If running more than one worker per node, the following is recommended to prevent resource conflicts:

export SLURM_EXACT=1
export SLURM_MEM_PER_NODE=0

Installing libEnsemble and dependencies

libEnsemble can be installed via pip:

pip install libensemble

Example

To run the forces_gpu tutorial on Spock or Crusher.

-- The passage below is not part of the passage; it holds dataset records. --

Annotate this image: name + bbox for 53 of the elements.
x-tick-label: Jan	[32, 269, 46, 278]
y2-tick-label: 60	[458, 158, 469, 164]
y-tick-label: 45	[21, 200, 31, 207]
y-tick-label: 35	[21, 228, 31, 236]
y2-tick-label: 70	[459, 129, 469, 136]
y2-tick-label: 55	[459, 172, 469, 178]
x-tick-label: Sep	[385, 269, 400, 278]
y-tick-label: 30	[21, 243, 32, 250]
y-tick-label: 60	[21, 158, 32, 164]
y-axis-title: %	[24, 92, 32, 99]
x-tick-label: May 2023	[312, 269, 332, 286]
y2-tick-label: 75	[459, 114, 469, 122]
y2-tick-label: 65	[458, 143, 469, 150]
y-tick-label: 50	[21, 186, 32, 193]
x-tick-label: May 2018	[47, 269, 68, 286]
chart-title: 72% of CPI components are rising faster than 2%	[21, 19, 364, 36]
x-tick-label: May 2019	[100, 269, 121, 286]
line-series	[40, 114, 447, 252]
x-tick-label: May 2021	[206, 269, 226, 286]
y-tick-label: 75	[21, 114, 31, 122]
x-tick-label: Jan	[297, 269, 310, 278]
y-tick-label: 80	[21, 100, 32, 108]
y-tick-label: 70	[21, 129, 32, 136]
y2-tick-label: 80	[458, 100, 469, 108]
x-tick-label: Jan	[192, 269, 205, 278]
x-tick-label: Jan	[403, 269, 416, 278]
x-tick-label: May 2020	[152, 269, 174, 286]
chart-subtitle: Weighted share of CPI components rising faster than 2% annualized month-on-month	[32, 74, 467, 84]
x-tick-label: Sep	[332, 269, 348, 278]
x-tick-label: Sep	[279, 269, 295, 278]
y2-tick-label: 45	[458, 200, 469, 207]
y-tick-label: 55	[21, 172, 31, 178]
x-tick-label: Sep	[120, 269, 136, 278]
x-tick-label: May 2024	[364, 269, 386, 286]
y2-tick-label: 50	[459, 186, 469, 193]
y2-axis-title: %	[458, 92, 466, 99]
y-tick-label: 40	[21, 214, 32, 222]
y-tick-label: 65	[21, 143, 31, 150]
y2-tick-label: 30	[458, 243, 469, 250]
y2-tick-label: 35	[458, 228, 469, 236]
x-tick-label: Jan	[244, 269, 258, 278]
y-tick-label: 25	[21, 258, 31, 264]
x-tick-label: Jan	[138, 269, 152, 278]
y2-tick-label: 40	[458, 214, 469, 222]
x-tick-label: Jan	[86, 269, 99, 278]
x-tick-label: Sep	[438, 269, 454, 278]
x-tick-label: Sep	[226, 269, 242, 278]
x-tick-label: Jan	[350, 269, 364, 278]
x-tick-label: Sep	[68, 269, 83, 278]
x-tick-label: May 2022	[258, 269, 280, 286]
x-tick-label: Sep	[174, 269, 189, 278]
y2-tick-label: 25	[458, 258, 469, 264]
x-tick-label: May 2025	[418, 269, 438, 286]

To obtain the example you can git clone libEnsemble - although only the forces sub-directory is needed:

git clone https://github.com/Libensemble/libensemble
cd libensemble/libensemble/tests/scaling_tests/forces/forces_app

To compile forces (in addition to cray-python module):

module load rocm
module load craype-accel-amd-gfx90a # (craype-accel-amd-gfx908 on Spock)
cc -DGPU -I${ROCM_PATH}/include -L${ROCM_PATH}/lib -lamdhip64 -fopenmp -O3 -o forces.x forces.c

Now go to forces_gpu directory:

cd ../forces_gpu

Now grab an interactive session on one node:

salloc --nodes=1 -A <project_id> --time=00:10:00

Then in the session run:

python run_libe_forces.py --comms local --nworkers 4

To see GPU usage, ssh into the node you are on in another window and run:

module load rocm
watch -n 0.1 rocm-smi